只為翻盤。
所以穆蒼才會突兀的遠離邃古質海,一路全速馳行數分鐘之久,最終駐留在了這片遠離圣神疆土近三百六十五億億光年之外的黑海深處。
一則,他是要以身作局,誘引那元舟崩或者其同伴再次下界,從而能讓其有機會多多探查對方的虛實;二則,卻是為了保護那片圣神疆土,以及疆土深處的或然率統合陣列不會被后續可能出現的戰斗徹底毀掉。
雖然那座界元統合陣列已被穆蒼拆解研究了個透徹,但到底還是沒有做過多次的復盤性研究。
所以穆蒼也不能百分百保證他真就徹底搞懂學透了那座超巨型裝置蘊含的所有技術。
因而,還是將戰場拉遠一點距離比較好些。
當然,若后面上場的黃雀做事太過沒品,非要把那座圣神疆土給徹底摧毀了好發泄心中怒火。
那也無非就是耽誤一些穆蒼對或然率統合陣列種種技術的研究進度,除此之外不會再有任何影響。
畢竟最最核心的幽邃之血,穆蒼早已帶走。
除卻這道主菜,其他的東西充其量只能算蘸料罷了。
缺了辣椒蒜末醬油醋,人還能餓死不成
至于能否打的過那新來的黃雀,穆蒼也有自己的考慮。
事實上,先前在解剖元舟崩那具傀儡之時,他就已在其遙控裝置中發現了一縷極其微弱的靈性波動信息。
正是通過這一縷微弱到近乎于無的模糊信息,穆蒼才推演并測算出了元舟崩那位于未知時空本體中那一道根源靈性的級別
質地較為平庸的實體化靈性。
靈性既然平庸,那么資質、潛力、天賦自然也就乏善可陳。
也正是通過這一點,穆蒼才大膽猜測了對方那可能會出現的同伴,也只會是實體化靈性,只會是平庸之人。
因為,龍不與蛇居。
擁有神性的六維生命,又怎么會與元舟崩那等庸才為伍呢
僵硬在原處無法動彈分毫的穆蒼,默默用神性感應著這片徹底籠罩固定住自己的干涉域,心中輕笑
“果然所料不差,從這股干涉域隱隱透出的靈性波動來看,這只陌生的黃雀也僅是一個平庸之人啊。”
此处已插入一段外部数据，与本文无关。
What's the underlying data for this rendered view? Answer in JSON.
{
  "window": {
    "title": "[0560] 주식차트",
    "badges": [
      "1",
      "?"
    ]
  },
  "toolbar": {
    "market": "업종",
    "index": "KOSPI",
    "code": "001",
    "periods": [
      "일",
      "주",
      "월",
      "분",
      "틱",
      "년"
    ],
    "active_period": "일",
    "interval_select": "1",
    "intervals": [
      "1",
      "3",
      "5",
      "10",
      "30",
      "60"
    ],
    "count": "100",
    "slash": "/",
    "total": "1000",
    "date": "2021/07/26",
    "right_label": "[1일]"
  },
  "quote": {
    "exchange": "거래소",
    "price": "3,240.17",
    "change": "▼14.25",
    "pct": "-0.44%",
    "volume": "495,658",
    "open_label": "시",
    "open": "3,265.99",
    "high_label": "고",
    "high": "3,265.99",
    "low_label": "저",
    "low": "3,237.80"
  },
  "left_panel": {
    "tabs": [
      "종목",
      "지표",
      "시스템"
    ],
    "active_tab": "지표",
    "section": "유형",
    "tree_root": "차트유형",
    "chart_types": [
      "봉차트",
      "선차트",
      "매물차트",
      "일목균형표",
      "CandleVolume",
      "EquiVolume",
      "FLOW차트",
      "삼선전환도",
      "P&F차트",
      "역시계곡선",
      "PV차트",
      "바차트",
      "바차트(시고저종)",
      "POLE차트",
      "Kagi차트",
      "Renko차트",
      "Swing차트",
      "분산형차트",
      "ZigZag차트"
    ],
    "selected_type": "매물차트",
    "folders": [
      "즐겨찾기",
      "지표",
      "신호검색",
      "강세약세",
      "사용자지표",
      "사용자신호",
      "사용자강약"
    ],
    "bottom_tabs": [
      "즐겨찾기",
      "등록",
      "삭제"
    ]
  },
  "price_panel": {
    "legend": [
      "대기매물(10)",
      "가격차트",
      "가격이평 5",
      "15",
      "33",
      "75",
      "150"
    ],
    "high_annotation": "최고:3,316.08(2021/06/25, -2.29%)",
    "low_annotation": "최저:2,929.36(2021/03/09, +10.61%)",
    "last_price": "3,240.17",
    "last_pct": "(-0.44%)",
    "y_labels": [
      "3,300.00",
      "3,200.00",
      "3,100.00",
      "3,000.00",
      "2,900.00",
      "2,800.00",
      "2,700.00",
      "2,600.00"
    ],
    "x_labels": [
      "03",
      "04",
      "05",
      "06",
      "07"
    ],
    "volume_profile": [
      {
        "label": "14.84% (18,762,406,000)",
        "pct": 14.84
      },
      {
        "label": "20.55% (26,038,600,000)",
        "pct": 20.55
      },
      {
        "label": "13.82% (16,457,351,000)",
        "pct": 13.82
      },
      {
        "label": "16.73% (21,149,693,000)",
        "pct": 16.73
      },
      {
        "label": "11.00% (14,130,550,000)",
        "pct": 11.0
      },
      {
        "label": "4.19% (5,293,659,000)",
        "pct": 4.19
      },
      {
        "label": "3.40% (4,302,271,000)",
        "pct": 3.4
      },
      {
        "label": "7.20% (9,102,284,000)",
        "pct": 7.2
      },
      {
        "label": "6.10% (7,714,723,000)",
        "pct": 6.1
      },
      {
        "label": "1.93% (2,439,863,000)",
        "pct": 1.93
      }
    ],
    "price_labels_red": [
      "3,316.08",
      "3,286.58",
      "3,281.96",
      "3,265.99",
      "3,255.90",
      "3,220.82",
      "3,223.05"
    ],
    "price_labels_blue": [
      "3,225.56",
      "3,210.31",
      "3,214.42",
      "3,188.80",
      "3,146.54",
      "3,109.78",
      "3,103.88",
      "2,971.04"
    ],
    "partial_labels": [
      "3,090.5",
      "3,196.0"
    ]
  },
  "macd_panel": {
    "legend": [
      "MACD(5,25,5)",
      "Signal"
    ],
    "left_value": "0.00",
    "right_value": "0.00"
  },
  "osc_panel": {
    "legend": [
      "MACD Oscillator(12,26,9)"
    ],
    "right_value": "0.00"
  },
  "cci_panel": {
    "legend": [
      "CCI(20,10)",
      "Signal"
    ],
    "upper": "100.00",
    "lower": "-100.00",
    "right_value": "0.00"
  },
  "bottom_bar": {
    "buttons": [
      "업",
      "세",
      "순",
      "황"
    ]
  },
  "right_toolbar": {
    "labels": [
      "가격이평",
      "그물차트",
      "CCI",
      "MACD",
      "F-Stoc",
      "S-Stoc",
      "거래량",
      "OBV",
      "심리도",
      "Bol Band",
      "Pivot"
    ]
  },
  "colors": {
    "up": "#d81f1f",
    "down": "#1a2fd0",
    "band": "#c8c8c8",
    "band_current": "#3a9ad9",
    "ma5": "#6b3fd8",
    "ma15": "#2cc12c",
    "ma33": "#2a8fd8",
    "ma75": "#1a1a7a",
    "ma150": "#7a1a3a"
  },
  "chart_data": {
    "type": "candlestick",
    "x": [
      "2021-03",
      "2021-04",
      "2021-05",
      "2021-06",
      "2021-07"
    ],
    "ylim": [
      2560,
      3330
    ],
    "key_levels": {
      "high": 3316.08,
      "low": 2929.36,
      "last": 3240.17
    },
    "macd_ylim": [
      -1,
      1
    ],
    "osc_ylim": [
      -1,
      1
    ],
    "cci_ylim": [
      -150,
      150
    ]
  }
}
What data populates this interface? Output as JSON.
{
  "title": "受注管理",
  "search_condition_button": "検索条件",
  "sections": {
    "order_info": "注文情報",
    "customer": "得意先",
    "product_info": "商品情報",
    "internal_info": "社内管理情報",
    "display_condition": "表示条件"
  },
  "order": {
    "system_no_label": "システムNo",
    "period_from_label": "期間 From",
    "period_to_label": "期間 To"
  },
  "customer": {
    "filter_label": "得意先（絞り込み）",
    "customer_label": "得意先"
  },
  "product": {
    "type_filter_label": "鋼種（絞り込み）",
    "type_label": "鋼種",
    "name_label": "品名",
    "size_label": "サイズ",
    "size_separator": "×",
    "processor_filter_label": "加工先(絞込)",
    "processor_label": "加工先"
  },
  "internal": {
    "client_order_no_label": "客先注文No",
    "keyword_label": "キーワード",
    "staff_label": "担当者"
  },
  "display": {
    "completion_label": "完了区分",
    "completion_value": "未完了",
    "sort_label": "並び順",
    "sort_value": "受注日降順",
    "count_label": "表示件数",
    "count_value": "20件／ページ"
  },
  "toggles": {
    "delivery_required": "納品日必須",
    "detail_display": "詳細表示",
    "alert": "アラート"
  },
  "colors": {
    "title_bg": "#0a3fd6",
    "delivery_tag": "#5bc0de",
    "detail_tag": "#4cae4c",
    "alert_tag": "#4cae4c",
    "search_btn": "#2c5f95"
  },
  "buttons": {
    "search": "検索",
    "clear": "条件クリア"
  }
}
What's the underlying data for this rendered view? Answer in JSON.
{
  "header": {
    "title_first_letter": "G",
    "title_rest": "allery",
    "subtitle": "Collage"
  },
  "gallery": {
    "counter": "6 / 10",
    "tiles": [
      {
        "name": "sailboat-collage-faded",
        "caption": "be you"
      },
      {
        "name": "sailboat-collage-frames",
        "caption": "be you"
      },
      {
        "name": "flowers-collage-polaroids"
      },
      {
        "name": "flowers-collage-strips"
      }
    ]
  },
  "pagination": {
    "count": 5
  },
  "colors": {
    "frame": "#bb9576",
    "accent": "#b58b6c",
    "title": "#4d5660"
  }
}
是的,在如今的穆蒼眼里,一切非神靈層次下的存在,皆是庸人。
即便維度層次比他高,穆蒼也依然是這個看法。
同時,雖然他的多維真身、五維元神、霸權領域,已全數都被對方那遠遠超越他感知精度極限的干涉域徹底禁錮。
但這卻也并不代表穆蒼就真的成了瞎子聾子。
因為他那已達到了神性級別的無盡之光,根本就不可能會被非靈性范疇之外與非神性級別以下的力量所禁錮、壓制、封鎖。
同樣的,能力根基本源隱隱存在于神性之中的瞬迫光陰,自然也不會被這股雖然強大,但卻根本無法影響根源神性的干涉域所禁錮。
只要穆蒼愿意,他隨時隨地都能展開長達五分鐘的虛擬時間域,將對方一直“歐拉歐拉”到死。
可是,這卻并不是穆蒼真正想要的。
他想要的,是做一個實驗。
實驗品,自然就是那一尊只聞其聲,卻還未見其人的未知六維生命。
只要實驗成功,那么以后對付這些來自于六維空間的傀儡就不用太麻煩了,一招即可解決。
堪稱一勞永逸。
于是事到如今,即便那看似被完全禁錮在原地已靜滯如雕像般的穆蒼,其直徑為三十六億光年籠罩范圍的無盡之光,亦還在裝模作樣的刻意僵在那無垠虛空間,就仿佛一同被凍結住了。
“只要你踏入無盡之光的籠罩范圍”
他在心海間悠悠低語,“實驗,就會開始。”
而這個實驗的內容與名字也都很簡單,只用僅僅三個字就能完全概括。
即是拔,網,線。
就這樣靜靜等待了十數秒鐘的時間,穆蒼那無盡之光的籠罩區域中,一副鄉鎮殺馬特青年形象,滿帶著一臉躍躍欲試笑容的次元藝術家o,豁然出現。